Friday, December 28th, 2012 (8:16 am) - Score 1,127

One of KC’s engineers in Hull (Yorkshire, England) has developed a “simple and innovative” way to fix broadband problems that are caused when water (damp) seeps into the plastic coating of copper cables, which can disrupt traditional DSL (e.g. ADSL) services by causing corrosion of the phone line.

The ISP claims that over 80 telephone faults each month are caused by such problems, which can also impact customers on BT’s network and at an extreme can trigger the total failure of both phone and broadband connectivity.

Now one of the ISPs engineers, Ian Shepherdson, claims to have come up with a way to “fix the problem” and save KC “thousands of pounds each month“. The solution involves a simple plastic plate that “fits behind the existing capping covering a connection point, forming a protective barrier between the brickwork on a property and the copper cable“. Best of all it only costs 30p to make.

Andy Whale, KCs Director of Engineering, said:

The simplest ideas are often the best, and this is a great example of someone identifying a problem then coming up with a simple and effective way to solve it.

Customers rely on their phone and broadband services, and we’re continually looking for ways to reduce faults and increase reliability on our network.

I’m particularly pleased that this is a totally home-grown solution, developed by one of our employees and produced by another local company.”

So far KC claims to have installed 1,500 of the plates and thousands more will be targeted towards “the worst-affected locations over the next year“. It should also be said that BT’s network is not necessarily strictly comparable with KC’s and thus the same solution may not apply.

On top of that there can be other potential points where water could damage copper cables and thus we’d be surprised if this was a total solution to the overall problem.

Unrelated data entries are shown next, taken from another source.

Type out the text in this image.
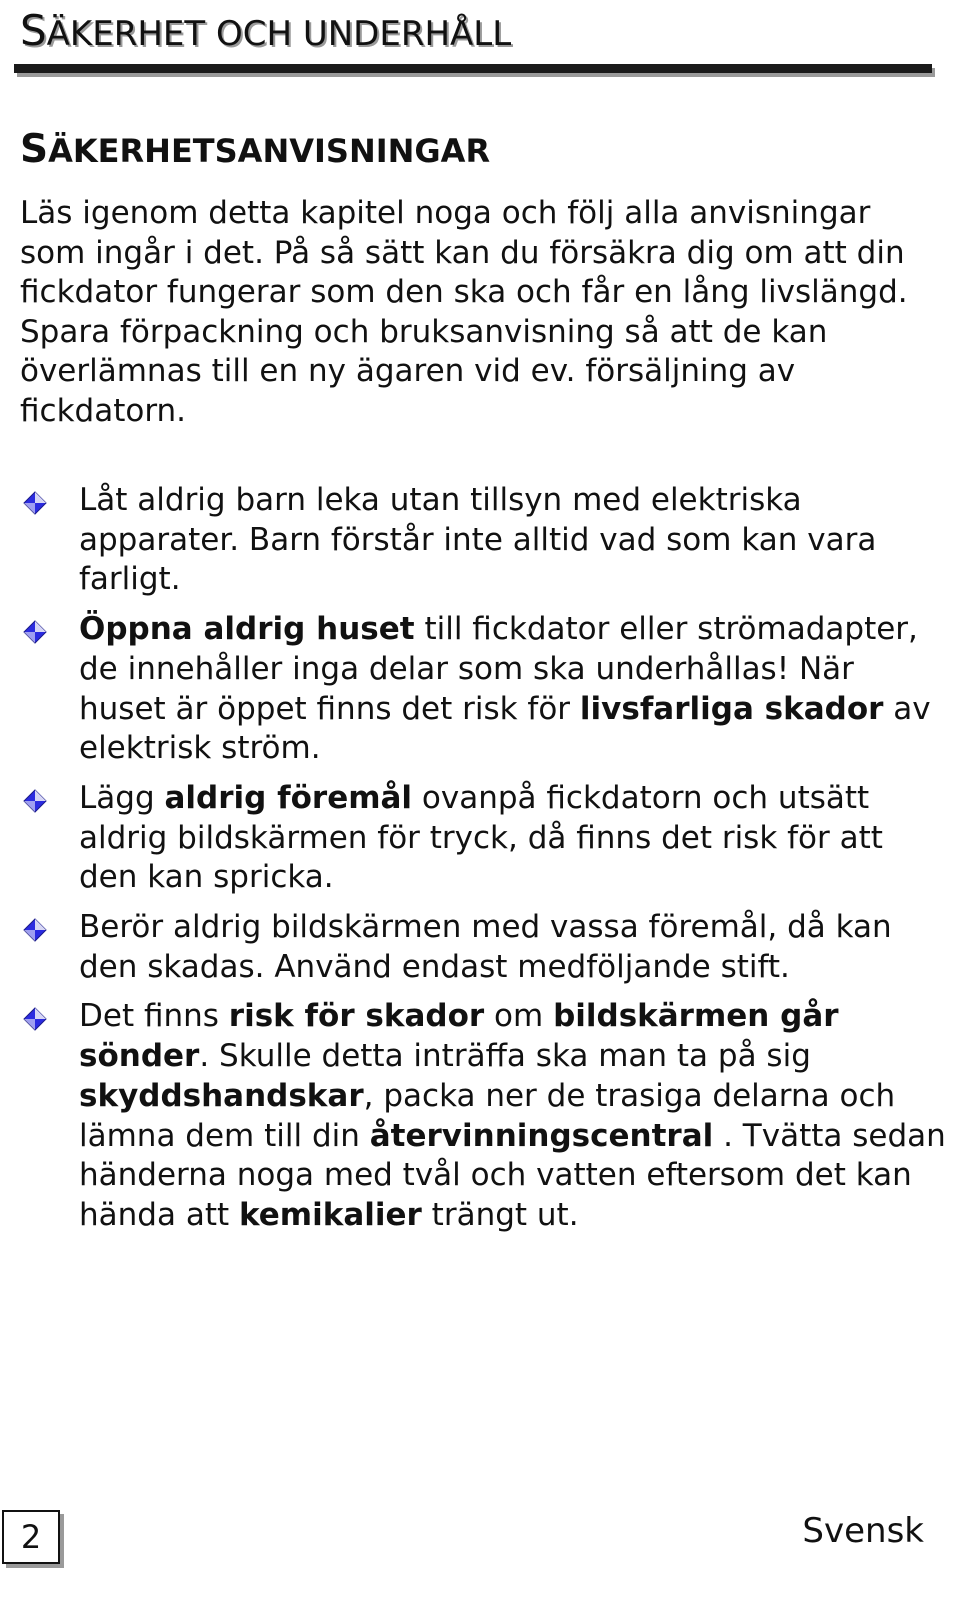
SÄKERHET OCH UNDERHÅLL
SÄKERHETSANVISNINGAR

Läs igenom detta kapitel noga och följ alla anvisningar som ingår i det. På så sätt kan du försäkra dig om att din fickdator fungerar som den ska och får en lång livslängd.

Spara förpackning och bruksanvisning så att de kan överlämnas till en ny ägaren vid ev. försäljning av fickdatorn.

Låt aldrig barn leka utan tillsyn med elektriska apparater. Barn förstår inte alltid vad som kan vara farligt.
Öppna aldrig huset till fickdator eller strömadapter, de innehåller inga delar som ska underhållas! När huset är öppet finns det risk för livsfarliga skador av elektrisk ström.
Lägg aldrig föremål ovanpå fickdatorn och utsätt aldrig bildskärmen för tryck, då finns det risk för att den kan spricka.
Berör aldrig bildskärmen med vassa föremål, då kan den skadas. Använd endast medföljande stift.
Det finns risk för skador om bildskärmen går sönder. Skulle detta inträffa ska man ta på sig skyddshandskar, packa ner de trasiga delarna och lämna dem till din återvinningscentral . Tvätta sedan händerna noga med tvål och vatten eftersom det kan hända att kemikalier trängt ut.
2	Svensk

Never the less it’s good to see such a small but significant change, although critics would perhaps argue that an even better solution might be to replace the old copper with pure fibre optic lines (KC are busy doing that too but it’s not 100% fibre [FTTP and FTTC]).

Leave a Comment
1 Response
  1. Avatar Telecom Engineer says:

    Oh ick. I understand the principle but this is a bodge to fix a bodge, not such an issue for bt as any cables jointed behind the capping as described here at the house will have the top square removed and a proper connection box installed ontop on sight. The capping is used by bt but the method is to hide the cable behind the capping and take the ug feed into the rear of the master socket inside the house.
    Funnily enough though i did have an earth fault yesterday because someone had bodged by jointing behind the capping, fixed as described with a connection box and reterm, however its the first one ive had in 2 years, then again, this is not prevelant in our network round here.